NPTの大きな狙いは、NPT署名時点で核保有国であった5か国以外に、核保有国をできるだけ増やさない、すなわち「水平核拡散防止」にあった。言い換えれば、できるだけ多くの国がNPTに参加して、核不拡散の国際規範を普遍的なものにしたい、ということであった。

現実には、NPTは上記に示したように国際条約の中でも最も普遍化した条約となったことは特筆に値する。NPT加盟国では唯一、北朝鮮が脱退宣言後に核武装を行ったが、それ以外のNPT加盟非核保有国が核保有に至った例はない。当初はNPTに参加していなかった核保有国の中国、フランスもNPTに参加し、一時は核保有国であった南アフリカ共和国は核兵器を廃棄した後、NPTに参加した。こういった流れが、NPTの核不拡散規範化を示す良い例と言えよう。

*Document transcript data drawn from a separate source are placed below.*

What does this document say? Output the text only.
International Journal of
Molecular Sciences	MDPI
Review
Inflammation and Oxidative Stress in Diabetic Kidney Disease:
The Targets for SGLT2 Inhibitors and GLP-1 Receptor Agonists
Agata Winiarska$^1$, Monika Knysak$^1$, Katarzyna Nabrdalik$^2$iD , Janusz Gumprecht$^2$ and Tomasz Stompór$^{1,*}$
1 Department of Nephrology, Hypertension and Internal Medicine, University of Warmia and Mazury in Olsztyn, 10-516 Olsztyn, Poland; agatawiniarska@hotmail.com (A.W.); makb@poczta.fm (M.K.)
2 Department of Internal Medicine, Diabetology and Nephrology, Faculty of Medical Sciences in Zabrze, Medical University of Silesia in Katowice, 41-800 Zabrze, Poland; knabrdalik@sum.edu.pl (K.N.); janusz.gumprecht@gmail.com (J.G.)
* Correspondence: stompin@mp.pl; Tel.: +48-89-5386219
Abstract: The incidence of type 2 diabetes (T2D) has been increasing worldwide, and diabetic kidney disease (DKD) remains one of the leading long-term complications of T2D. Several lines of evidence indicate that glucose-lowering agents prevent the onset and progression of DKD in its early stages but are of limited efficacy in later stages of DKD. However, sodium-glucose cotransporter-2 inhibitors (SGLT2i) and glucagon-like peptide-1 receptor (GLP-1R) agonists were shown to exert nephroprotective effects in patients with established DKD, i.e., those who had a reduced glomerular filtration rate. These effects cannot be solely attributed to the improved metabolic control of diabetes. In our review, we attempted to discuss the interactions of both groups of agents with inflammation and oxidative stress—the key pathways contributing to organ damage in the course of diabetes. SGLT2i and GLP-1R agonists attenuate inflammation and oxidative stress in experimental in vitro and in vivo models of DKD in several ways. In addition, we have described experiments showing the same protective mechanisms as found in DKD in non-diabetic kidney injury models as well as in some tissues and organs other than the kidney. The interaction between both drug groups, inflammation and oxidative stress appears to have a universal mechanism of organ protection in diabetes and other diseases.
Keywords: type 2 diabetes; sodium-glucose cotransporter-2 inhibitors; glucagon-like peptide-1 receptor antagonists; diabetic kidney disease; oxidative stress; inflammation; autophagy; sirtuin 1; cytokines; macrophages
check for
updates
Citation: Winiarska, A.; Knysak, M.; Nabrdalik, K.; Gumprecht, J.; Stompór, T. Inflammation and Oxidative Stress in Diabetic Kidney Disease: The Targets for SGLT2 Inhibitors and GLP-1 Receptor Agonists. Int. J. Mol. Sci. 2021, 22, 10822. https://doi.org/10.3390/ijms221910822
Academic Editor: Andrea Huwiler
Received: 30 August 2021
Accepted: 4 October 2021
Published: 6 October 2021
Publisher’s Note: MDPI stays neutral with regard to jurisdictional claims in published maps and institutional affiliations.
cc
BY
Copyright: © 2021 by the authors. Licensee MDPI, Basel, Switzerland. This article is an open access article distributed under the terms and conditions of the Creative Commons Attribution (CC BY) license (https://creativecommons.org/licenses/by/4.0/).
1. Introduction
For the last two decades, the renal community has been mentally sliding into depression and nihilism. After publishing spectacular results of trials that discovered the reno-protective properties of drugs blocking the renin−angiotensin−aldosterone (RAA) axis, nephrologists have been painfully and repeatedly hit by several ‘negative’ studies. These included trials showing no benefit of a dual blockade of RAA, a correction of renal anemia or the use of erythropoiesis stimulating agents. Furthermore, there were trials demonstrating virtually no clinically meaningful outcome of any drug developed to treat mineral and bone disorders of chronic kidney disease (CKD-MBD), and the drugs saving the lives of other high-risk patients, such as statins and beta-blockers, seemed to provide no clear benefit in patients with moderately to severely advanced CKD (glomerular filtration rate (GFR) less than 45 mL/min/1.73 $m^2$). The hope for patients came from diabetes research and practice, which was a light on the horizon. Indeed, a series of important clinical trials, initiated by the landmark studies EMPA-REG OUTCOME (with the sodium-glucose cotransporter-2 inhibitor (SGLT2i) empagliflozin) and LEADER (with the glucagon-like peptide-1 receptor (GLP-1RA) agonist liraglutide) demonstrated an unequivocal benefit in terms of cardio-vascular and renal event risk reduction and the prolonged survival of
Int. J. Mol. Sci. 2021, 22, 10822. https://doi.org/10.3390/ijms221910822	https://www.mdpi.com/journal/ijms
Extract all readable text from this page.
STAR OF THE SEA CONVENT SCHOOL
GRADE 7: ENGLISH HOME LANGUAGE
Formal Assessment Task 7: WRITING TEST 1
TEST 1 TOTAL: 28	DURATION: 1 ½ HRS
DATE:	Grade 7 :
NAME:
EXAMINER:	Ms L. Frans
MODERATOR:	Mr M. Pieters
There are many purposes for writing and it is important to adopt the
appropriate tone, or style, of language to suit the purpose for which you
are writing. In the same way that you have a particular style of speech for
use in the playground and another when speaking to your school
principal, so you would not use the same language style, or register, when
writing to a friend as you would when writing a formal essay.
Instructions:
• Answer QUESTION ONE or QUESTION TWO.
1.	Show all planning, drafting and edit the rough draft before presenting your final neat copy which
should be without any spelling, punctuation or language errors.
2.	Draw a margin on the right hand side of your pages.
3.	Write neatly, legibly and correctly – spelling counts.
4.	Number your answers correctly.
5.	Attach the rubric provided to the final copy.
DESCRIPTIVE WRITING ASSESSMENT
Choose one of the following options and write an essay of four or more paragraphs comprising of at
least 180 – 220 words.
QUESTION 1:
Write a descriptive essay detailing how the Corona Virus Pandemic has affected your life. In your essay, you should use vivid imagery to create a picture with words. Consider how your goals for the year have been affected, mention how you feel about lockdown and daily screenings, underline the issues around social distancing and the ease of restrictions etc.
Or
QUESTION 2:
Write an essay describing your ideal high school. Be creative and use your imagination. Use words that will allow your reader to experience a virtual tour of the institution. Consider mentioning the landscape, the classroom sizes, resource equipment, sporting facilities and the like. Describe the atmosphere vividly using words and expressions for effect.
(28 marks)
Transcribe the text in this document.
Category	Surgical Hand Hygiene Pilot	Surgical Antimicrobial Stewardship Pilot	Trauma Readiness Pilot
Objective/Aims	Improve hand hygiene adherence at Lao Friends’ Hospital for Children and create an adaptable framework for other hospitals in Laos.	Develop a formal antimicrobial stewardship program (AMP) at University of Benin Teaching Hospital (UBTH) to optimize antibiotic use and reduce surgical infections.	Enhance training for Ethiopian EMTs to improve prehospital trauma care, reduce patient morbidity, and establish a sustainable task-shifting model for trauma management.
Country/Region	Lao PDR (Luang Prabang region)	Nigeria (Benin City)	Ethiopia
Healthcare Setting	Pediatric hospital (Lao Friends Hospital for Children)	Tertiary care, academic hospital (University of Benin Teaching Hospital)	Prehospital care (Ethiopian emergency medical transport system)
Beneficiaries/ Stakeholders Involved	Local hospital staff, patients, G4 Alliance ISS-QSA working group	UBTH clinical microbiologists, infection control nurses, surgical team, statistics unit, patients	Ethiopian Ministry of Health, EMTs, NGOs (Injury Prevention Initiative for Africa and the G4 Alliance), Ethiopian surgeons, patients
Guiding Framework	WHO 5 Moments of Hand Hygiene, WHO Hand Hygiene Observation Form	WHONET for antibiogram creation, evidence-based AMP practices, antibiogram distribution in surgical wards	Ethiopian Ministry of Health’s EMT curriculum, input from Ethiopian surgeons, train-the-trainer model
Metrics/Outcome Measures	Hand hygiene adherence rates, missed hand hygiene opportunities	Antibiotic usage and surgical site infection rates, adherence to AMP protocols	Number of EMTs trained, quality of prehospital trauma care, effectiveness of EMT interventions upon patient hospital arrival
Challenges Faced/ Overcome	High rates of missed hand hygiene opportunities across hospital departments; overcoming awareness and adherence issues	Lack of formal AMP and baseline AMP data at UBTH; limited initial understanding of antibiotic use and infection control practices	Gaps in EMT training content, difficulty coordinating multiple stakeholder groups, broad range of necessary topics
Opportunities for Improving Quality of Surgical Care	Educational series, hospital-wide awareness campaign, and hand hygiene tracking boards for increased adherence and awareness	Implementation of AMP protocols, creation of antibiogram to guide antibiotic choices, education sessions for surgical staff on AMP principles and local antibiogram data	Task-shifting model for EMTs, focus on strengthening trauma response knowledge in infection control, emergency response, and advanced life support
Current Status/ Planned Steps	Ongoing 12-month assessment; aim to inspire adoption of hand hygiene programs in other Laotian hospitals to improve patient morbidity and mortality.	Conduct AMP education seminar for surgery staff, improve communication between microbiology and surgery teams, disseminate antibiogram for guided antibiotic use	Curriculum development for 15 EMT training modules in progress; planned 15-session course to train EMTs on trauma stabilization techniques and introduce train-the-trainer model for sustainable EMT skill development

一方、米国及び旧ソ連の同盟国も、核保有の選択肢を放棄してNPTに参加したが、その背景には、核保有国の同盟国として「核の傘」が与えられたことも忘れてはいけない。これが次に述べる第6条との関係でNPT体制の一つの大きな課題となってきたのである。

また、国連加盟国でNPTに参加していない国は、インド、パキスタン、イスラエル、南スーダンの4か国しかないが、南スーダンを除く3か国は核保有国であり(ただしイスラエルは公式には核保有を認めていない)、前述の北朝鮮と合わせて、NPTの外に4か国の核保有国が出現していることは、NPT体制の一つの限界として留意しなくてはいけない。また、1990年代のイラク、2000年代のイランのように、未申告の核活動が露呈し、NPTの下での保障措置・査察の限界も指摘されるようになった。未申告活動の検知能力向上を目的とした「追加議定書」が1997年に採択されたことは大きな進展であったが、2021年4月現在、締結国は137か国と欧州原子力共同体(EURATOM:ユーラトム)となっており、普遍化は道半ばといったところである。なお、NPTでは追加議定書は義務化されていない。